Re: [tip: sched/core] sched/fair: Multi-LLC select_idle_sibling()

From: Peter Zijlstra
Date: Mon Jun 05 2023 - 13:56:51 EST


On Mon, Jun 05, 2023 at 05:25:30PM +0200, Marek Szyprowski wrote:
> On 31.05.2023 14:04, tip-bot2 for Peter Zijlstra wrote:
> > The following commit has been merged into the sched/core branch of tip:
> >
> > Commit-ID: c7dfd6b9122d29d0e9a4587ab470c0564d7f92ab
> > Gitweb: https://git.kernel.org/tip/c7dfd6b9122d29d0e9a4587ab470c0564d7f92ab
> > Author: Peter Zijlstra <peterz@xxxxxxxxxxxxx>
> > AuthorDate: Tue, 30 May 2023 13:20:46 +02:00
> > Committer: Peter Zijlstra <peterz@xxxxxxxxxxxxx>
> > CommitterDate: Tue, 30 May 2023 22:46:27 +02:00
> >
> > sched/fair: Multi-LLC select_idle_sibling()
> >
> > Tejun reported that when he targets workqueues towards a specific LLC
> > on his Zen2 machine with 3 cores / LLC and 4 LLCs in total, he gets
> > significant idle time.
> >
> > This is, of course, because of how select_idle_sibling() will not
> > consider anything outside of the local LLC, and since all these tasks
> > are short running the periodic idle load balancer is ineffective.
> >
> > And while it is good to keep work cache local, it is better to not
> > have significant idle time. Therefore, have select_idle_sibling() try
> > other LLCs inside the same node when the local one comes up empty.
> >
> > Reported-by: Tejun Heo <tj@xxxxxxxxxx>
> > Signed-off-by: Peter Zijlstra (Intel) <peterz@xxxxxxxxxxxxx>
>
> This patch landed in today's linux next-20230605 as commit c5214e13ad60
> ("sched/fair: Multi-LLC select_idle_sibling()"). Unfortunately it causes
> regression on my ARM 64bit Exynos5433-based TM2e test board during the
> CPU hotplug tests. From time to time I get the NULL pointer dereference.
> Reverting $subject on top of linux-next fixes the issue.

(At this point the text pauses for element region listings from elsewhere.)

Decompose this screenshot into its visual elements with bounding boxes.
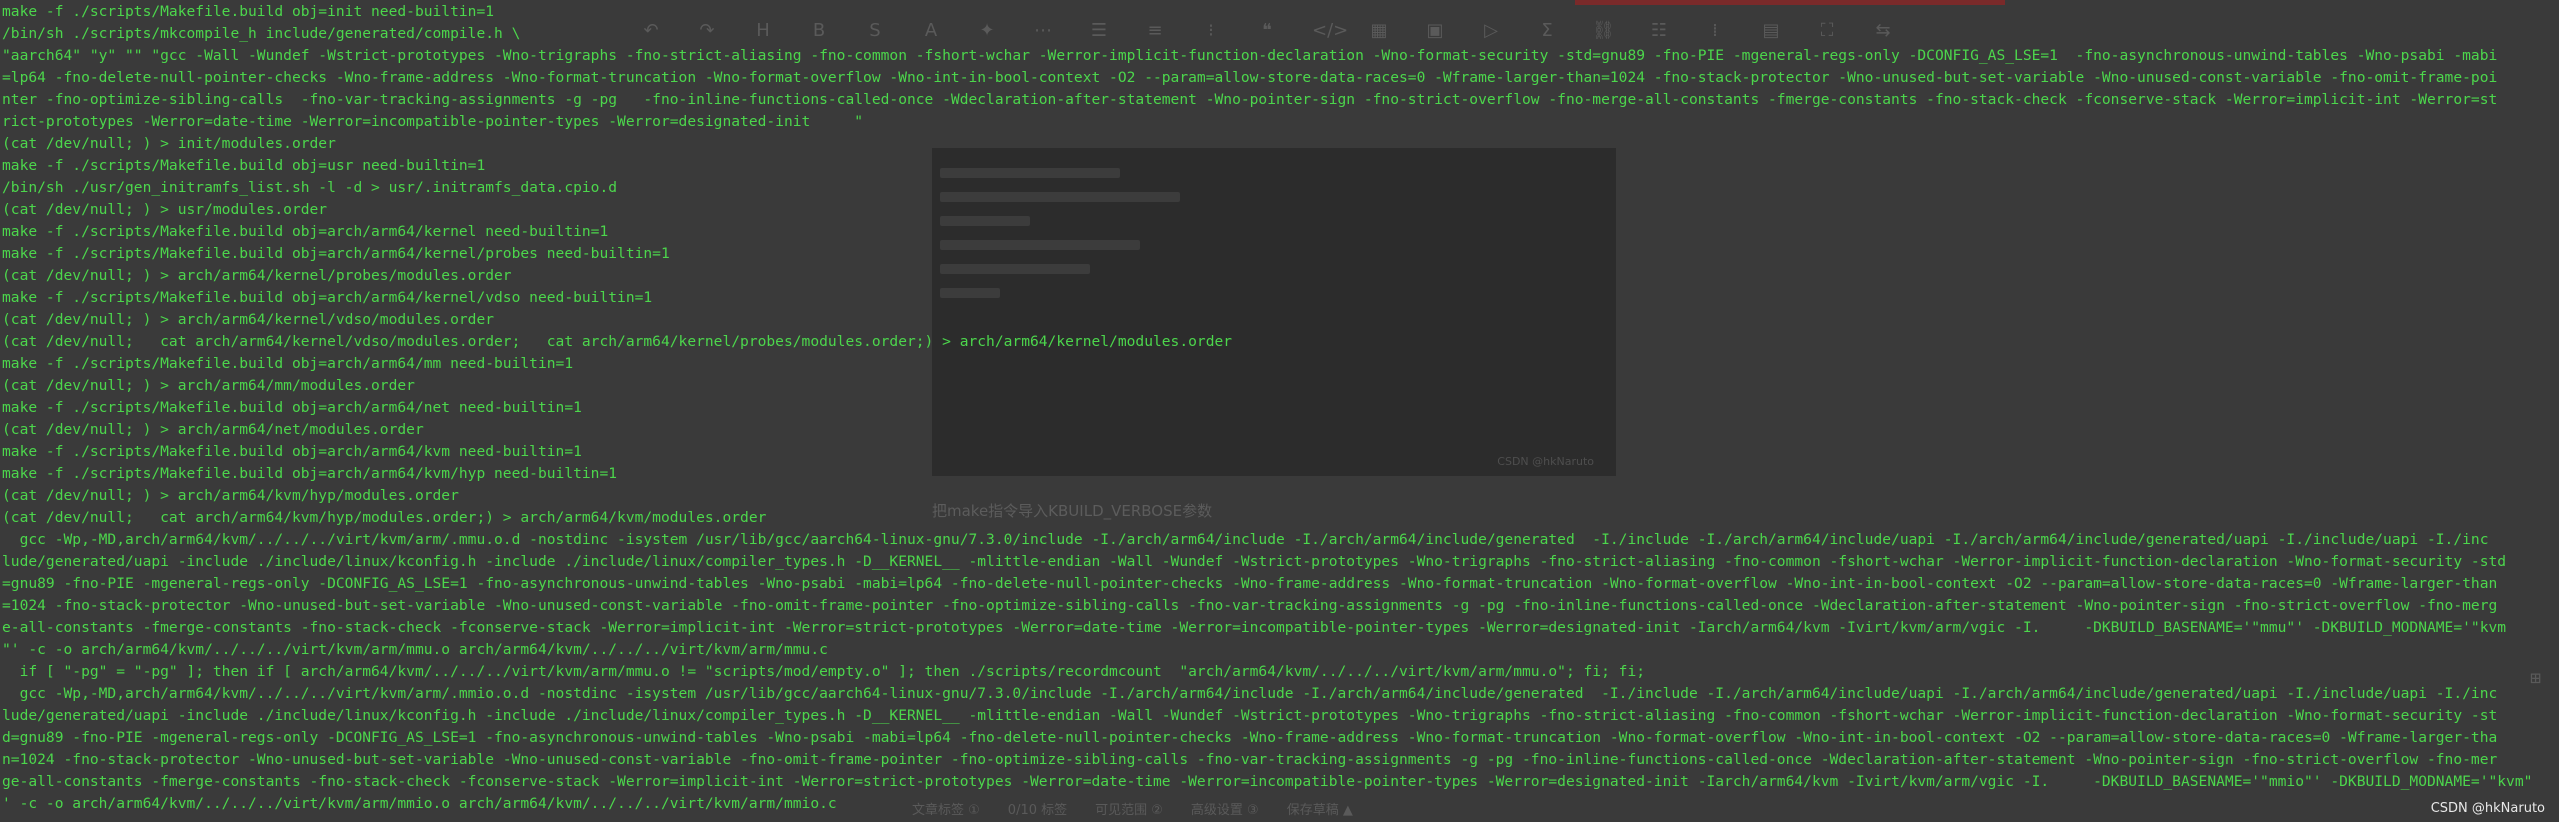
terminal-line: ge-all-constants -fmerge-constants -fno-…	[2, 773, 2533, 790]
terminal-line: make -f ./scripts/Makefile.build obj=usr…	[2, 157, 486, 174]
terminal-line: if [ "-pg" = "-pg" ]; then if [ arch/arm…	[2, 663, 1646, 680]
terminal-line: nter -fno-optimize-sibling-calls -fno-va…	[2, 91, 2498, 108]
terminal-line: (cat /dev/null; ) > arch/arm64/kvm/hyp/m…	[2, 487, 459, 504]
terminal-line: (cat /dev/null; ) > usr/modules.order	[2, 201, 328, 218]
terminal-line: n=1024 -fno-stack-protector -Wno-unused-…	[2, 751, 2498, 768]
terminal-line: lude/generated/uapi -include ./include/l…	[2, 553, 2507, 570]
terminal-line: make -f ./scripts/Makefile.build obj=arc…	[2, 245, 670, 262]
terminal-line: (cat /dev/null; ) > arch/arm64/kernel/pr…	[2, 267, 512, 284]
terminal-line: make -f ./scripts/Makefile.build obj=arc…	[2, 223, 609, 240]
terminal-line: make -f ./scripts/Makefile.build obj=arc…	[2, 355, 574, 372]
terminal-line: rict-prototypes -Werror=date-time -Werro…	[2, 113, 864, 130]
terminal-line: make -f ./scripts/Makefile.build obj=arc…	[2, 465, 618, 482]
terminal-line: /bin/sh ./scripts/mkcompile_h include/ge…	[2, 25, 521, 42]
terminal-line: =lp64 -fno-delete-null-pointer-checks -W…	[2, 69, 2498, 86]
terminal-line: =1024 -fno-stack-protector -Wno-unused-b…	[2, 597, 2498, 614]
terminal-line: make -f ./scripts/Makefile.build obj=arc…	[2, 399, 582, 416]
terminal-line: /bin/sh ./usr/gen_initramfs_list.sh -l -…	[2, 179, 618, 196]
terminal-line: make -f ./scripts/Makefile.build obj=arc…	[2, 289, 653, 306]
terminal-output[interactable]: make -f ./scripts/Makefile.build obj=ini…	[0, 0, 2559, 822]
terminal-line: gcc -Wp,-MD,arch/arm64/kvm/../../../virt…	[2, 685, 2498, 702]
terminal-line: (cat /dev/null; ) > arch/arm64/kernel/vd…	[2, 311, 495, 328]
terminal-line: d=gnu89 -fno-PIE -mgeneral-regs-only -DC…	[2, 729, 2498, 746]
csdn-watermark: CSDN @hkNaruto	[2430, 801, 2545, 816]
terminal-line: make -f ./scripts/Makefile.build obj=ini…	[2, 3, 495, 20]
terminal-line: ' -c -o arch/arm64/kvm/../../../virt/kvm…	[2, 795, 837, 812]
terminal-line: lude/generated/uapi -include ./include/l…	[2, 707, 2498, 724]
terminal-line: =gnu89 -fno-PIE -mgeneral-regs-only -DCO…	[2, 575, 2498, 592]
terminal-line: make -f ./scripts/Makefile.build obj=arc…	[2, 443, 582, 460]
terminal-line: (cat /dev/null; ) > arch/arm64/net/modul…	[2, 421, 424, 438]
terminal-line: (cat /dev/null; ) > init/modules.order	[2, 135, 336, 152]
terminal-line: (cat /dev/null; cat arch/arm64/kvm/hyp/m…	[2, 509, 767, 526]
terminal-line: (cat /dev/null; cat arch/arm64/kernel/vd…	[2, 333, 1233, 350]
terminal-line: gcc -Wp,-MD,arch/arm64/kvm/../../../virt…	[2, 531, 2489, 548]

Let me know if
> I can help somehow debugging this issue. Here is a complete log (I've
> intentionally kept all the stack dumps, although they don't look very
> relevant...):

Moo... OK, since our friends from AMD need some tuning on this anyway,
i'm going to pull the patch entirely. And we'll try again once they've
sorted out the best way to do this.